By Sebastien Lai
Is Guimaras a Paradise island untouched by the sins of consumerism? The answer would be no.
Ones first impressions might be that the beaches are, for some parts littered in rubbish, and just as in most developing countries there is little to no irrigation. First impressions are important but if you use it to pass judgment then you would be left in a world of black and white, stuck somewhere between anger and disappointment. It is the thousands of little things that makes a place unique and beautiful. The lost church on top of the mountain, the mosaic of melted candles under the statue of the Virgin Mary, the thousands of wishes and prayers those melted candles would have signified.
Sometimes even the smallest gesture of kindness can light up your day, like a smile from an unknown stranger that you might never see again. It is a nice surprise when you can walk through a seemingly unpopulated area to suddenly find a crowd of people playing basketball and in a little stall by the corner, a lady grilling the undesirable parts of a chicken. The parts that, only if you gave it a try, would you realise how wonderful they are, what food and indeed life has to offer.

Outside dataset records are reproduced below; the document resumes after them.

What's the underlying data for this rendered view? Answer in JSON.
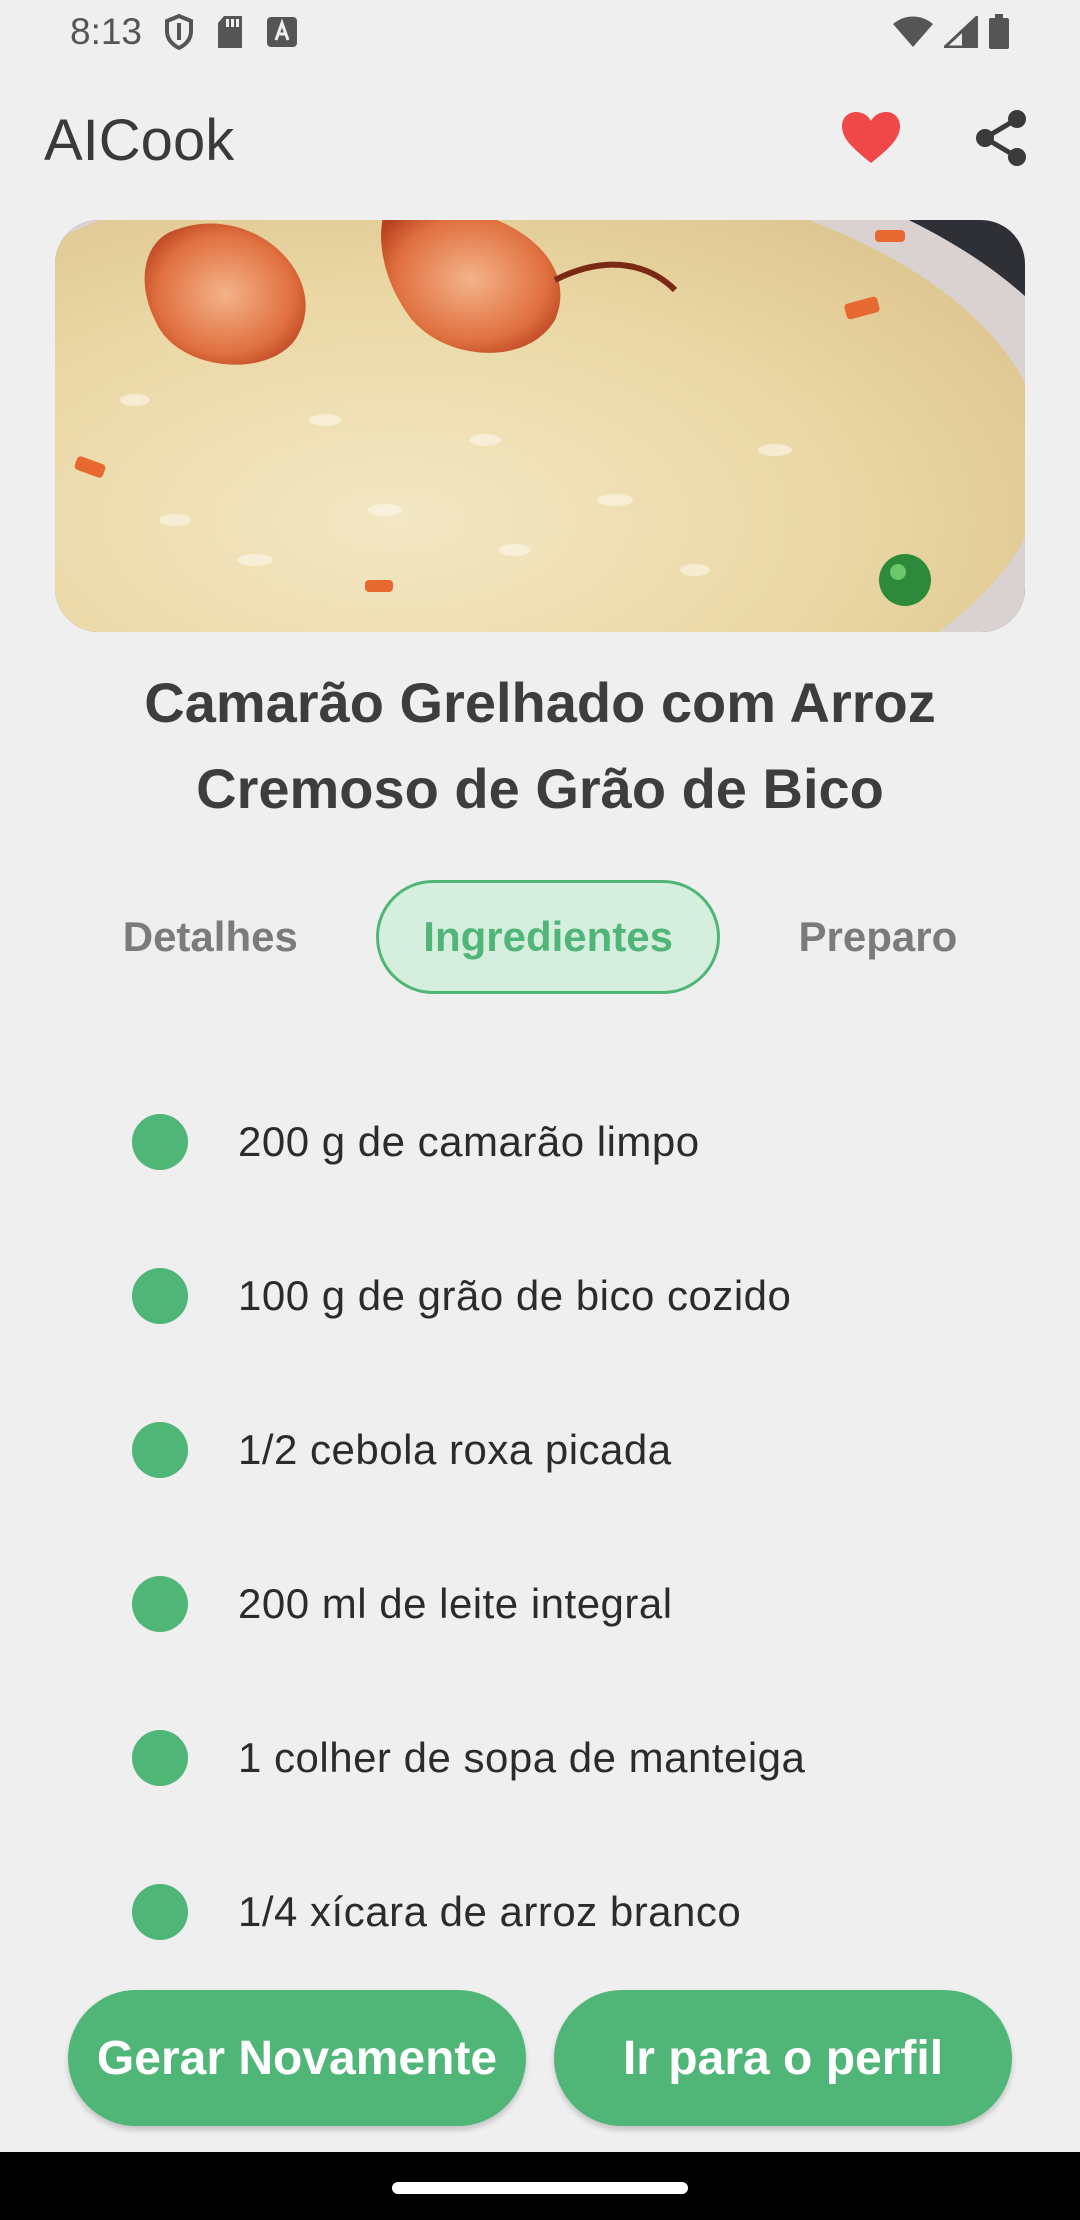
{
  "status_bar": {
    "time": "8:13",
    "icons_left": [
      "shield-icon",
      "sd-card-icon",
      "font-a-icon"
    ],
    "icons_right": [
      "wifi-icon",
      "signal-icon",
      "battery-icon"
    ]
  },
  "app_bar": {
    "title": "AICook",
    "actions": [
      "heart-icon",
      "share-icon"
    ],
    "favorite_color": "#f04848"
  },
  "hero_image": {
    "description": "food-photo"
  },
  "recipe": {
    "title": "Camarão Grelhado com Arroz Cremoso de Grão de Bico"
  },
  "tabs": [
    {
      "label": "Detalhes",
      "active": false
    },
    {
      "label": "Ingredientes",
      "active": true
    },
    {
      "label": "Preparo",
      "active": false
    }
  ],
  "ingredients": [
    "200 g de camarão limpo",
    "100 g de grão de bico cozido",
    "1/2 cebola roxa picada",
    "200 ml de leite integral",
    "1 colher de sopa de manteiga",
    "1/4 xícara de arroz branco"
  ],
  "actions": {
    "regenerate_label": "Gerar Novamente",
    "profile_label": "Ir para o perfil"
  },
  "colors": {
    "accent": "#4fb677",
    "accent_light": "#d6eedd",
    "background": "#efefef"
  }
}
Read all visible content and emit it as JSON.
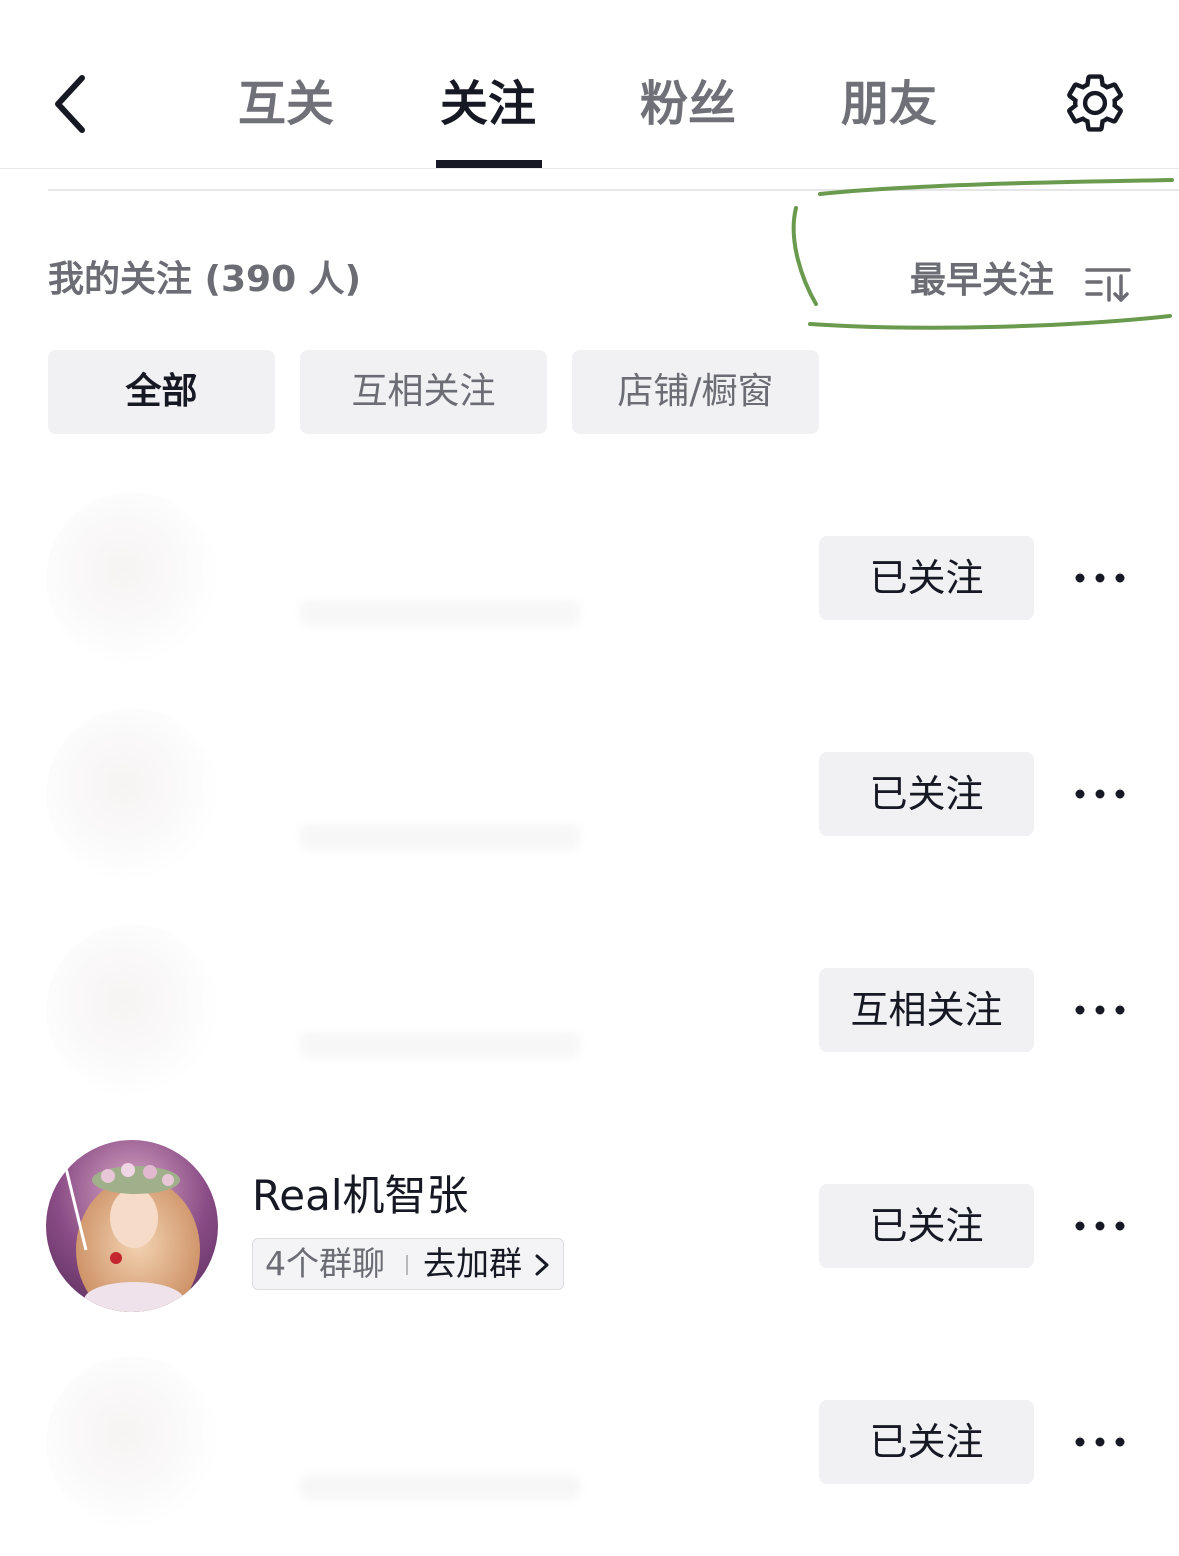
{
  "header": {
    "tabs": [
      {
        "label": "互关",
        "active": false
      },
      {
        "label": "关注",
        "active": true
      },
      {
        "label": "粉丝",
        "active": false
      },
      {
        "label": "朋友",
        "active": false
      }
    ],
    "back_icon": "chevron-left-icon",
    "settings_icon": "gear-icon"
  },
  "summary": {
    "title": "我的关注 (390 人)",
    "sort_label": "最早关注",
    "sort_icon": "sort-icon",
    "annotation_color": "#6a9a4e"
  },
  "filters": [
    {
      "label": "全部",
      "active": true
    },
    {
      "label": "互相关注",
      "active": false
    },
    {
      "label": "店铺/橱窗",
      "active": false
    }
  ],
  "list": [
    {
      "name": "",
      "status": "已关注",
      "blurred": true
    },
    {
      "name": "",
      "status": "已关注",
      "blurred": true
    },
    {
      "name": "",
      "status": "互相关注",
      "blurred": true
    },
    {
      "name": "Real机智张",
      "status": "已关注",
      "blurred": false,
      "group_count": "4个群聊",
      "group_action": "去加群"
    },
    {
      "name": "",
      "status": "已关注",
      "blurred": true
    }
  ],
  "more_icon": "more-dots-icon"
}
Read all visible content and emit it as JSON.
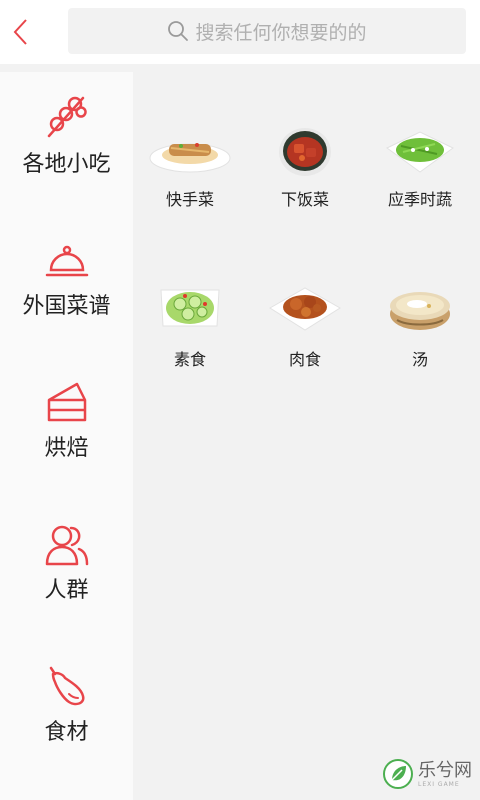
{
  "header": {
    "back_icon": "chevron-left-icon",
    "search": {
      "icon": "search-icon",
      "placeholder": "搜索任何你想要的的"
    }
  },
  "sidebar": {
    "items": [
      {
        "label": "各地小吃",
        "icon": "skewer-icon"
      },
      {
        "label": "外国菜谱",
        "icon": "cloche-icon"
      },
      {
        "label": "烘焙",
        "icon": "cake-slice-icon"
      },
      {
        "label": "人群",
        "icon": "people-icon"
      },
      {
        "label": "食材",
        "icon": "eggplant-icon"
      }
    ]
  },
  "content": {
    "items": [
      {
        "label": "快手菜"
      },
      {
        "label": "下饭菜"
      },
      {
        "label": "应季时蔬"
      },
      {
        "label": "素食"
      },
      {
        "label": "肉食"
      },
      {
        "label": "汤"
      }
    ]
  },
  "watermark": {
    "title": "乐兮网",
    "subtitle": "LEXI GAME"
  },
  "colors": {
    "accent": "#e8454a",
    "sidebar_bg": "#fafafa",
    "content_bg": "#f2f2f2"
  }
}
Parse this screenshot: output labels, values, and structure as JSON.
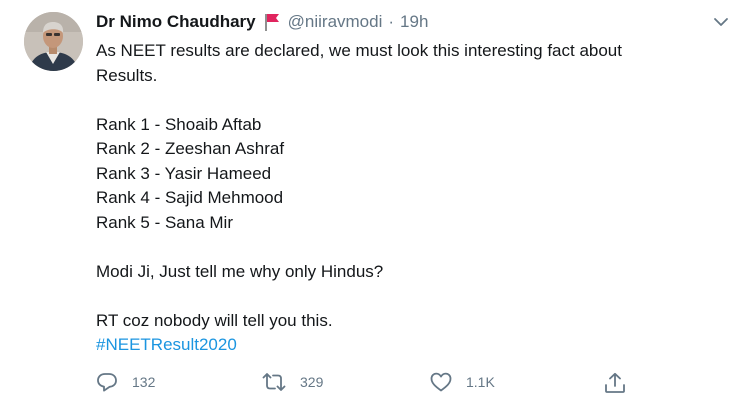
{
  "author": {
    "name": "Dr Nimo Chaudhary",
    "handle": "@niiravmodi",
    "separator": "·",
    "time": "19h"
  },
  "tweet": {
    "lines": [
      "As NEET results are declared, we must look this interesting fact about",
      "Results.",
      "",
      "Rank 1 - Shoaib Aftab",
      "Rank 2 - Zeeshan Ashraf",
      "Rank 3 - Yasir Hameed",
      "Rank 4 - Sajid Mehmood",
      "Rank 5 - Sana Mir",
      "",
      "Modi Ji, Just tell me why only Hindus?",
      "",
      "RT coz nobody will tell you this."
    ],
    "hashtag": "#NEETResult2020"
  },
  "actions": {
    "replies": "132",
    "retweets": "329",
    "likes": "1.1K"
  },
  "colors": {
    "text": "#14171a",
    "muted": "#657786",
    "link": "#1b95e0",
    "flag": "#e0245e"
  },
  "icons": {
    "flag": "red-flag-icon",
    "caret": "chevron-down-icon",
    "reply": "reply-icon",
    "retweet": "retweet-icon",
    "like": "heart-icon",
    "share": "share-icon"
  }
}
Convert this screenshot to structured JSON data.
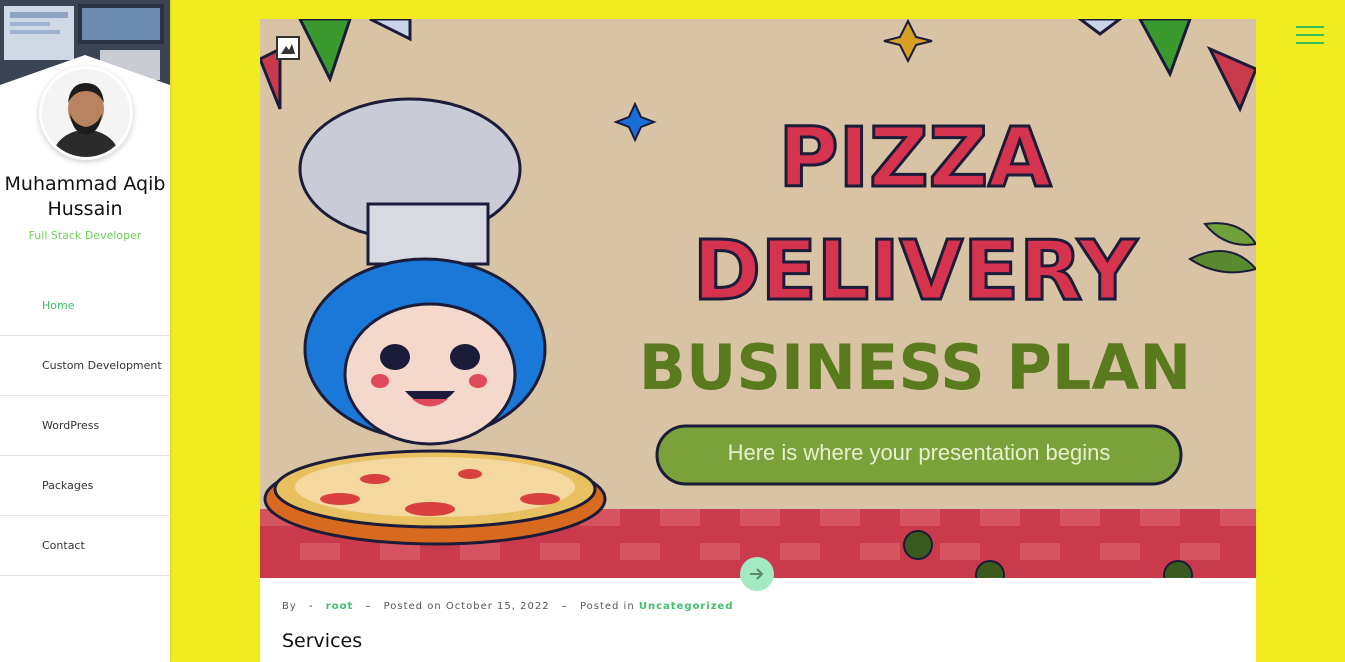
{
  "profile": {
    "name": "Muhammad Aqib Hussain",
    "role": "Full Stack Developer"
  },
  "nav": {
    "items": [
      {
        "label": "Home",
        "active": true
      },
      {
        "label": "Custom Development",
        "active": false
      },
      {
        "label": "WordPress",
        "active": false
      },
      {
        "label": "Packages",
        "active": false
      },
      {
        "label": "Contact",
        "active": false
      }
    ]
  },
  "hero": {
    "title_line1": "PIZZA",
    "title_line2": "DELIVERY",
    "title_line3": "BUSINESS PLAN",
    "subtitle": "Here is where your presentation begins"
  },
  "post": {
    "by_label": "By",
    "author": "root",
    "posted_on_label": "Posted on",
    "date": "October 15, 2022",
    "posted_in_label": "Posted in",
    "category": "Uncategorized",
    "title": "Services"
  },
  "icons": {
    "menu": "hamburger-icon",
    "next": "arrow-right-icon",
    "image": "image-icon"
  },
  "colors": {
    "background": "#f0ec1e",
    "accent": "#3fbf6a",
    "hero_bg": "#d8c4a4",
    "title_red": "#d6334f",
    "title_green": "#5a7a1e",
    "pill_green": "#7ba23a"
  }
}
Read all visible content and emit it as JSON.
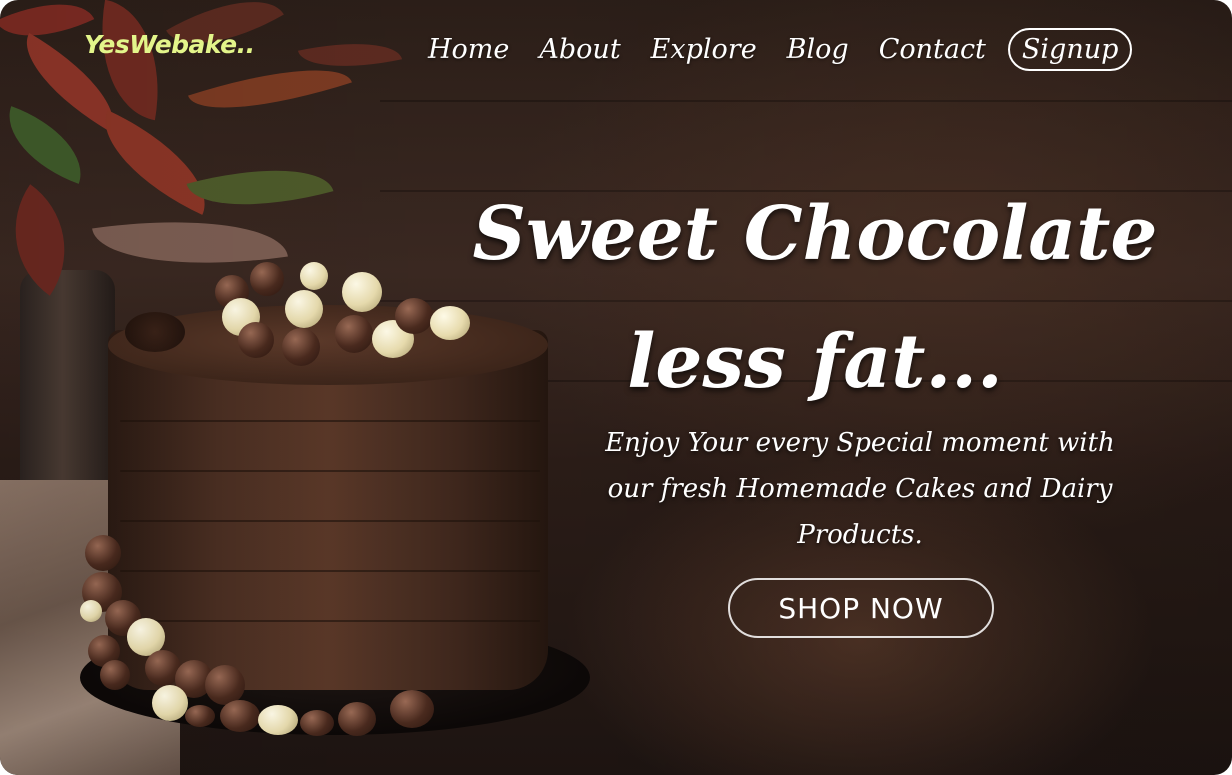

Being able to buy a kilo of the mangos off a street stall while waiting for a group mate who is trying to find his phone that dropped out of the motorcycle onto the road can really stop boredom from setting in. The mangos are, by the way, wonderful on this island, in every bite you feels like Mother Nature is letting you on a secret that only a few people know.
From the sign of the cross that the tricycle driver does right before going into a busy intersection and how every time you enter someone’s house you are treated to food and drinks, I am looking forward for the days to come and the people I will meet on Guimaras.